Man killed in Bangladesh riots

A man has been killed and several people injured in clashes between Bangladesh riot police and stone-throwing protesters in the capital, Dhaka.

Several protesters were injured in the clashes

Emdad Hossain, a doctor at the emergency department of Dhaka Medical College hospital, told AFP that police handed over the body of the man who appeared to have been run over by a vehicle.

 

At least 10 other people were treated at the hospital, although their conditions were not serious, he said.

 

The clashes, shown by the private Ntv news channel, took place on Monday, the second day of a nationwide transport blockade organised by opposition parties to force the resignation of an election official accused of trying to rig national polls in January.

 

Awami League, the main opposition party, and its allies have said that MA Aziz, the chief election commissioner, tried to unfairly influence elections, being organised by the country’s interim government, in favour of the outgoing Bangladesh Nationalist Party-led (BNP) administration.

 

Transport blockade

 

Thousands of opposition supporters chanting “Sack Aziz and save the country” staged demonstrations and blocked roads nationwide, police said.

 

Thousands of protesters blocked highways nationwide
Thousands of protesters blocked highways nationwide

Thousands of protesters blocked
highways nationwide

A mob enforcing the blockade smashed at least 11 buses at Savar, 40km west of Dhaka, the private UNB news agency reported.

 

The roads were empty and many offices and schools remained closed in Dhaka and other major cities. Deliveries to and from the country’s main port in southeastern Chittagong also remained suspended, and rail services were disrupted, officials said.

 

Meanwhile, the caretaker government has said it is working to try to end the deadlock.

 

Fake voter list

 

The opposition has accused Aziz’s commission of drawing up a list that contains 10 million fake voters, and that fair elections cannot be held with him in place.

 

It has threatened to boycott the polls unless a string of demands, including his sacking, are met.

 

At least 25 people died in four days of clashes between rival party activists when the BNP-led government’s five-year mandate expired on October 27.

 

The clashes began when the opposition staged mass protests that led KM Hasan, a former Supreme Court judge, to decline to continue as head of a caretaker government in late October. The opposition accused him of being politically biased in favour of the BNP.

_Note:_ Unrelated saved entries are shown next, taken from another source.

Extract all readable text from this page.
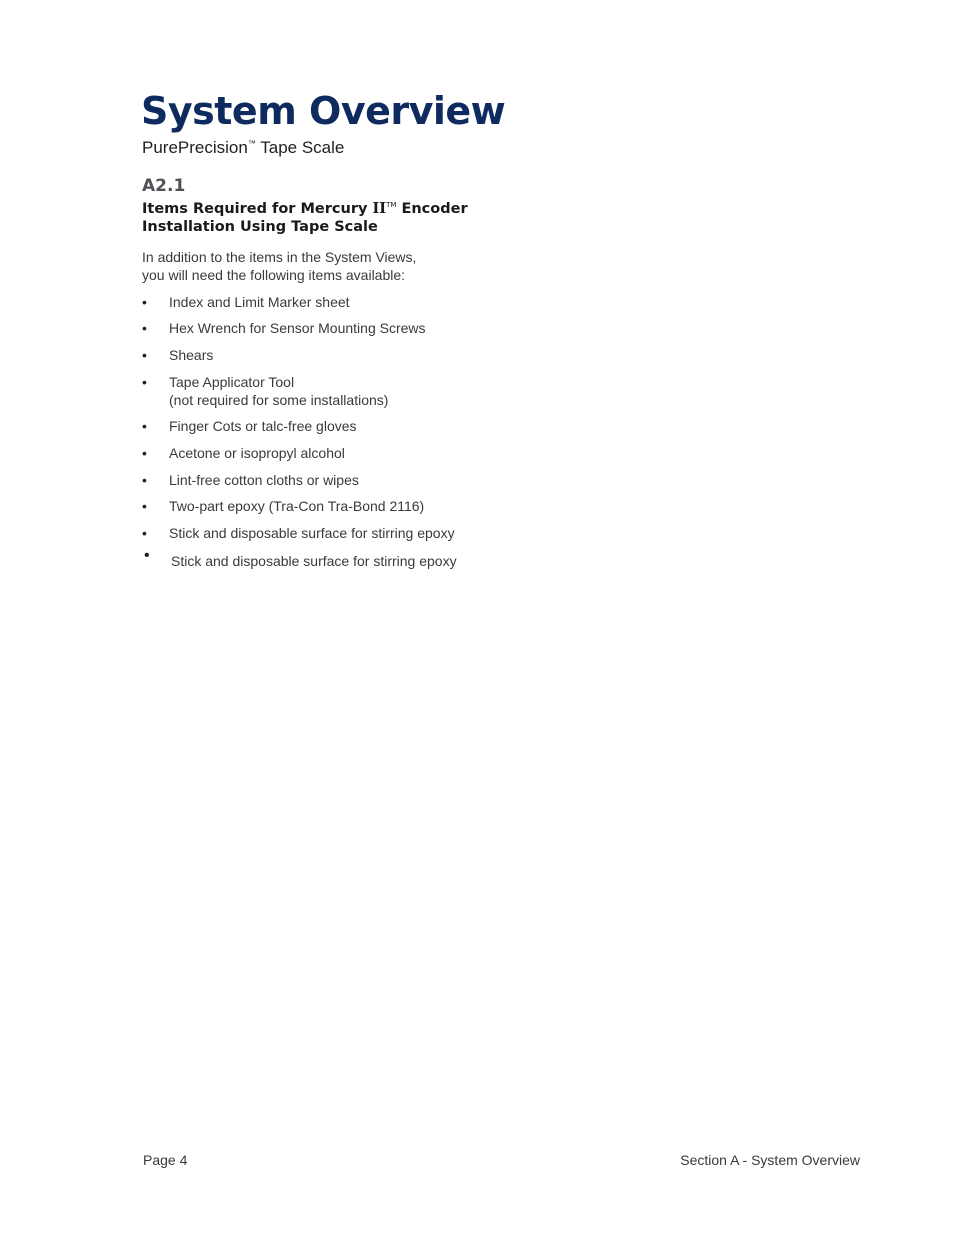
System Overview
PurePrecision™ Tape Scale
A2.1
Items Required for Mercury II™ Encoder
Installation Using Tape Scale
In addition to the items in the System Views,
you will need the following items available:
• Index and Limit Marker sheet
• Hex Wrench for Sensor Mounting Screws
• Shears
• Tape Applicator Tool
(not required for some installations)
• Finger Cots or talc-free gloves
• Acetone or isopropyl alcohol
• Lint-free cotton cloths or wipes
• Two-part epoxy (Tra-Con Tra-Bond 2116)
• Stick and disposable surface for stirring epoxy
• Stick and disposable surface for stirring epoxy
Page 4	Section A - System Overview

After talks between the BNP and the Awami League to find a compromise candidate broke down amid spiralling violence, Iajuddin Ahmed, the president, installed himself as head of the temporary administration on October 29.

 

The Awami League later called off its protests, saying it wanted to give the president time to show he could be non-partisan.

 

On Saturday, however, it announced a resumption of protests and an indefinite nationwide road, rail and river blockade, and accused the president of failing to demonstrate his neutrality by not sacking Aziz.